Mitsubishi Space star ze zdjęć wygląda naprawdę fenomenalnie, ale czy jest coś jeszcze, co można powiedzieć o znaku spod kilku diamentów? Poznajcie wady i zalety tego samochodu!
Z Mitsubishi tak naprawdę spędziłem tylko kilka dni, więc postaram się przekazać co mnie w nim denerwowało, a co wręcz przeciwnie. Jeśli jednak chcecie przeczytać cały test, to zapraszam do tekstu Bartka, który też jeździł tym modelem – KLIK.
Zestawienie czas start, więc zacznę od zalet!

1. Bojowa karoseria
Muszę przyznać, że poprzednia generacja małego Mitsubishi była bardzo spokojna i wręcz nudna. Nowa generacja wygląda o niebo lepiej, a kompozycja ostrych linii, sportowych zderzaków (jaki dyfuzor) oraz kolorów lakieru i wstawek może zrobić wrażenie. Połączenie czerwieni i barwy żółtej wyróżnia się po prostu na ulicy.

2. W prostocie siła
Do napędzania małego nadwozia służy prosty trzycylindrowy silnik o pojemności 1,2 litra bez turbo o mocy 80 KM. Jest to niezbyt skomplikowana konstrukcja, który wytrzyma spore przebiegi i długie lata eksploatacji. A takie cechy to najlepsza możliwa kompilacja dla auta, które ma być sporo używane.

3. Cena
Jako, że Space Star to przedstawiciel segmentu A, więc cenowo również jest atrakcyjny. Bazowa cena wynosi 40 990 złotych i jest to jedna z niższych kwot na naszym polskim rynku wśród nowych samochodów. Dorzucając do tego odpowiednie finansowanie można mieć nowe auto za naprawdę niewielką miesięczną kwotę.

4. Spalanie
Mały silnik jest również ekonomiczny. W mieście jest to około 6 litrów na 100 kilometrów. Poza nim wyniki są jeszcze lepsze. O ile nie przesilamy tego małego silnika, bo wówczas odbija się to od razu na ekonomii. W trasie jednak można uzyskać nawet 4 l.
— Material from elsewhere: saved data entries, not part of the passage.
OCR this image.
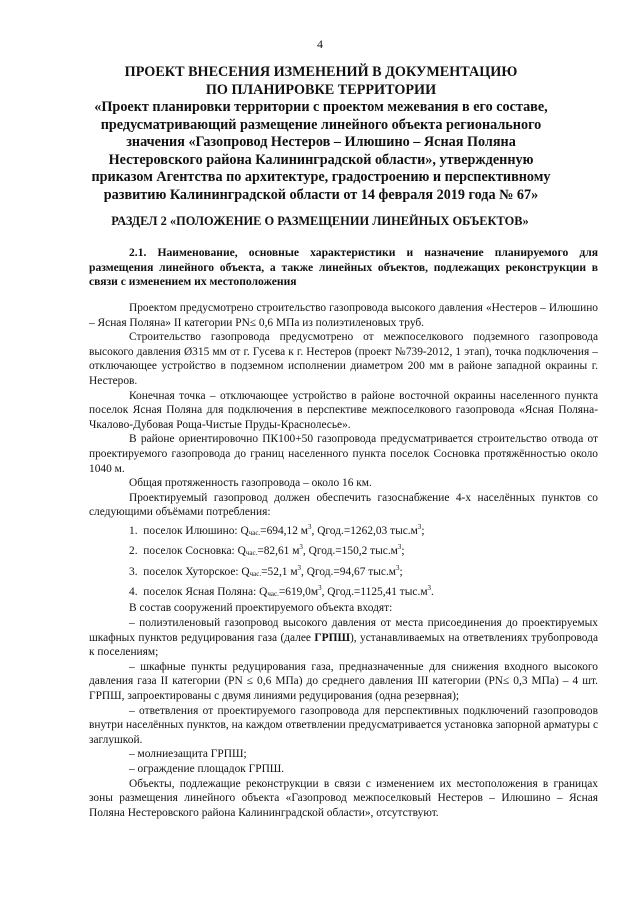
4
ПРОЕКТ ВНЕСЕНИЯ ИЗМЕНЕНИЙ В ДОКУМЕНТАЦИЮ
ПО ПЛАНИРОВКЕ ТЕРРИТОРИИ
«Проект планировки территории с проектом межевания в его составе,
предусматривающий размещение линейного объекта регионального
значения «Газопровод Нестеров – Илюшино – Ясная Поляна
Нестеровского района Калининградской области», утвержденную
приказом Агентства по архитектуре, градостроению и перспективному
развитию Калининградской области от 14 февраля 2019 года № 67»
РАЗДЕЛ 2 «ПОЛОЖЕНИЕ О РАЗМЕЩЕНИИ ЛИНЕЙНЫХ ОБЪЕКТОВ»
2.1. Наименование, основные характеристики и назначение планируемого для размещения линейного объекта, а также линейных объектов, подлежащих реконструкции в связи с изменением их местоположения

Проектом предусмотрено строительство газопровода высокого давления «Нестеров – Илюшино – Ясная Поляна» II категории PN≤ 0,6 МПа из полиэтиленовых труб.

Строительство газопровода предусмотрено от межпоселкового подземного газопровода высокого давления Ø315 мм от г. Гусева к г. Нестеров (проект №739-2012, 1 этап), точка подключения – отключающее устройство в подземном исполнении диаметром 200 мм в районе западной окраины г. Нестеров.

Конечная точка – отключающее устройство в районе восточной окраины населенного пункта поселок Ясная Поляна для подключения в перспективе межпоселкового газопровода «Ясная Поляна-Чкалово-Дубовая Роща-Чистые Пруды-Краснолесье».

В районе ориентировочно ПК100+50 газопровода предусматривается строительство отвода от проектируемого газопровода до границ населенного пункта поселок Сосновка протяжённостью около 1040 м.

Общая протяженность газопровода – около 16 км.

Проектируемый газопровод должен обеспечить газоснабжение 4-х населённых пунктов со следующими объёмами потребления:

1. поселок Илюшино: $Q_{час.}=694,12$ $м^3$, Qгод.=1262,03 $тыс.м^3$;

2. поселок Сосновка: $Q_{час.}=82,61$ $м^3$, Qгод.=150,2 $тыс.м^3$;

3. поселок Хуторское: $Q_{час.}=52,1$ $м^3$, Qгод.=94,67 $тыс.м^3$;

4. поселок Ясная Поляна: $Q_{час.}=619,0м^3$, Qгод.=1125,41 $тыс.м^3$.

В состав сооружений проектируемого объекта входят:

– полиэтиленовый газопровод высокого давления от места присоединения до проектируемых шкафных пунктов редуцирования газа (далее ГРПШ), устанавливаемых на ответвлениях трубопровода к поселениям;

– шкафные пункты редуцирования газа, предназначенные для снижения входного высокого давления газа II категории (PN ≤ 0,6 МПа) до среднего давления III категории (PN≤ 0,3 МПа) – 4 шт. ГРПШ, запроектированы с двумя линиями редуцирования (одна резервная);

– ответвления от проектируемого газопровода для перспективных подключений газопроводов внутри населённых пунктов, на каждом ответвлении предусматривается установка запорной арматуры с заглушкой.

– молниезащита ГРПШ;

– ограждение площадок ГРПШ.

Объекты, подлежащие реконструкции в связи с изменением их местоположения в границах зоны размещения линейного объекта «Газопровод межпоселковый Нестеров – Илюшино – Ясная Поляна Нестеровского района Калининградской области», отсутствуют.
Mimo, że auto mało pali, to niewielki bak nie pozwala na dalekie wycieczki.

5. Pięciodrzwiowe nadwozie
Nawet najmniejsze auto powinno być praktyczne. A do tego przydadzą się na pewno pięcioro drzwi i bagażnik. Ten w Space Star ma 235 litrów i jak na segment A nie jest to najgorszy wynik. Zdecydowanie więcej drzwi to zaleta.

Zalety omówione, no to czas na wady:
1. Automat CVT
Bezstopniowa skrzynia automatyczna zamontowana w Mitsubishi potrafi trochę zirytować. Przy wciśniętym gazie mocno wyje i jest to lekko denerwujące. Zdecydowanie bardziej do tego auta pasowałby manual. Ta skrzynia nie przeszkadza tylko w korkach.

2. Fabryczny system infomedialny
Tak nazwałem ten punkt, bo tak naprawdę to radio z wielkim wyświetlaczem, który jest dotykowy, ale nie wygląda na fabryczny. Jest trochę jakby wsadzony na siłę, a nie ma w środku nawigacji i innych tego typu rzeczy. Na szczęście działa dobrze i można do niego podłączyć telefon przez Bluetooth.

3. Brak mocy
Nie da się ukryć, że 80 KM mocy i 106 Nm maksymalnego momentu obrotowego nie brzmi dynamicznie. Nawet w małym samochodzie, który niewiele waży. Przez to Space Star jest przyjemny tylko w mieście przy niskich prędkościach. Poza miastem niestety mocy i pary brakuje, więc dalsze trasy planowałbym sporadycznie.

Oczywiście to nie wszystkie istotne sprawy w tym samochodzie, bo można narzekać na jakość wykonania czy brak pewnych udogodnień w wyposażeniu, ale w pamięci trzeba mieć cenę. Oczywiście w konfiguratorze Mitsubishi można trochę dopieścić, ale to właśnie w podstawowej wersji ma najwięcej sensu.
Jako drugie auto, które służy tylko do jazdy po mieście sprawdzi się idealnie, a przy tym jeszcze dobrze wygląda. Nie kombinujcie jednak z kolorami – żółty rządzi!